Our study suggests that netupitant may promote EA analgesia via an inhibitory effect on spinal p38 MAPK phosphorylation. SP has been shown to induce the expression of proinflammatory cytokines including IL-6 via activation of p38 MAPK.15 It is likely that increased p38 MAPK phosphorylation induced by higher constitutive levels of SP in moderate- and non-responders compared to high-responders reduces response to EA analgesia. This is in agreement with our observations of reduced spinal p38 MAPK phosphorylation and SP in EA-treated high-responders. Our observations are also in agreement with previous studies demonstrating the attenuation of p38 MAPK phosphorylation by EA in the spinal dorsal horn in complete Freund’s adjuvant-induced inflammatory pain.16 Notably, spinal phospho-p38 MAPK decreased to levels observed in pre-screened high-responders. As p38 MAPK activation is associated with central sensitization, it is likely that netupitant may synergize with EA and abrogate the influence on central sensitization in moderate- and non-responders, thus enhancing the response to EA in these mice. Preclinical data support the analgesic effect of NK1R blockade, but it has not been validated in clinical trials.17 In our BERK mouse model, we did not observe a significant effect of NK1R or p38 MAPK inhibition on analgesic response.
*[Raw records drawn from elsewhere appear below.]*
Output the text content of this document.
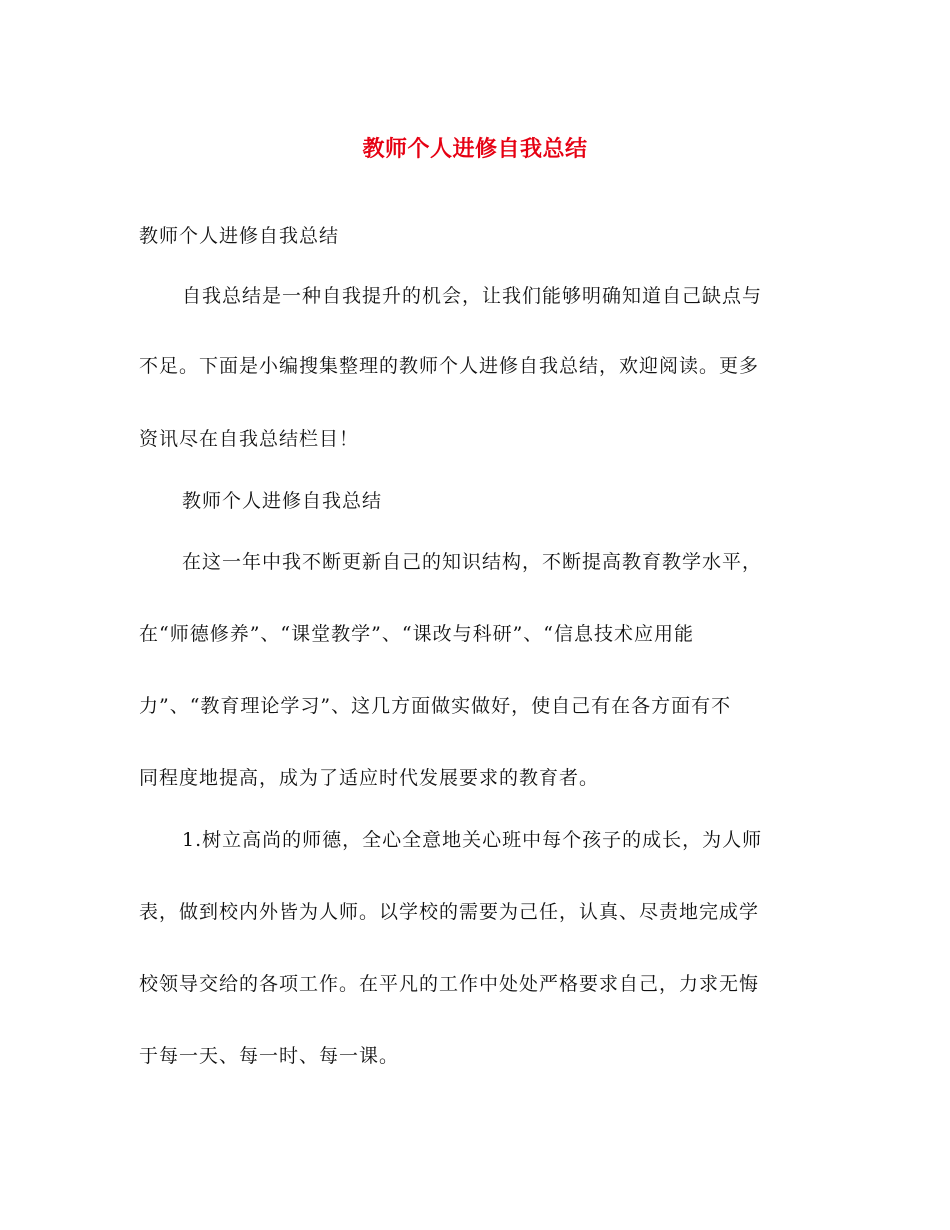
教师个人进修自我总结
教师个人进修自我总结
自我总结是一种自我提升的机会，让我们能够明确知道自己缺点与
不足。下面是小编搜集整理的教师个人进修自我总结，欢迎阅读。更多
资讯尽在自我总结栏目！
教师个人进修自我总结
在这一年中我不断更新自己的知识结构，不断提高教育教学水平，
在“师德修养”、“课堂教学”、“课改与科研”、“信息技术应用能
力”、“教育理论学习”、这几方面做实做好，使自己有在各方面有不
同程度地提高，成为了适应时代发展要求的教育者。
1.树立高尚的师德，全心全意地关心班中每个孩子的成长，为人师
表，做到校内外皆为人师。以学校的需要为己任，认真、尽责地完成学
校领导交给的各项工作。在平凡的工作中处处严格要求自己，力求无悔
于每一天、每一时、每一课。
However, each inhibitor individually enhanced the response to EA analgesia in moderate- and non-responders, suggesting that perhaps constitutively high SP may blunt response to EA analgesia. This is supported by our observations of much lower SP level in high-responders than in moderate- and non-responders with or without treatment (Figure S1). Thus, spinal SP may predict response to EA analgesia, but spinal SP analysis may not be feasible in patients with SCD. Earlier our laboratory observed that increased SP in the blood is correlative to skin secretagogue, dorsal root ganglion, and spinal cord of BERK mice as compared to control mice.9,10 Therefore, it is likely that circulating SP in patients with SCD may be informative about its presence in the peripheral and central nervous system and may serve as a biomarker to predict response to EA analgesia. Taken together, our data suggest a novel approach to potentiate acupuncture analgesia in SCD without using opioids.

Conclusion

Observations above evince treatable targets to potentiate the analgesic effect of EA in sickle mice with chronic pain. Whereas, netupitant has not been effective in treating pain by itself, the possibility of its potentiation of EA analgesia is highly attractive. These results have translational implications for determining response to EA therapy and targeting the non-responsiveness with FDA approved netupitant.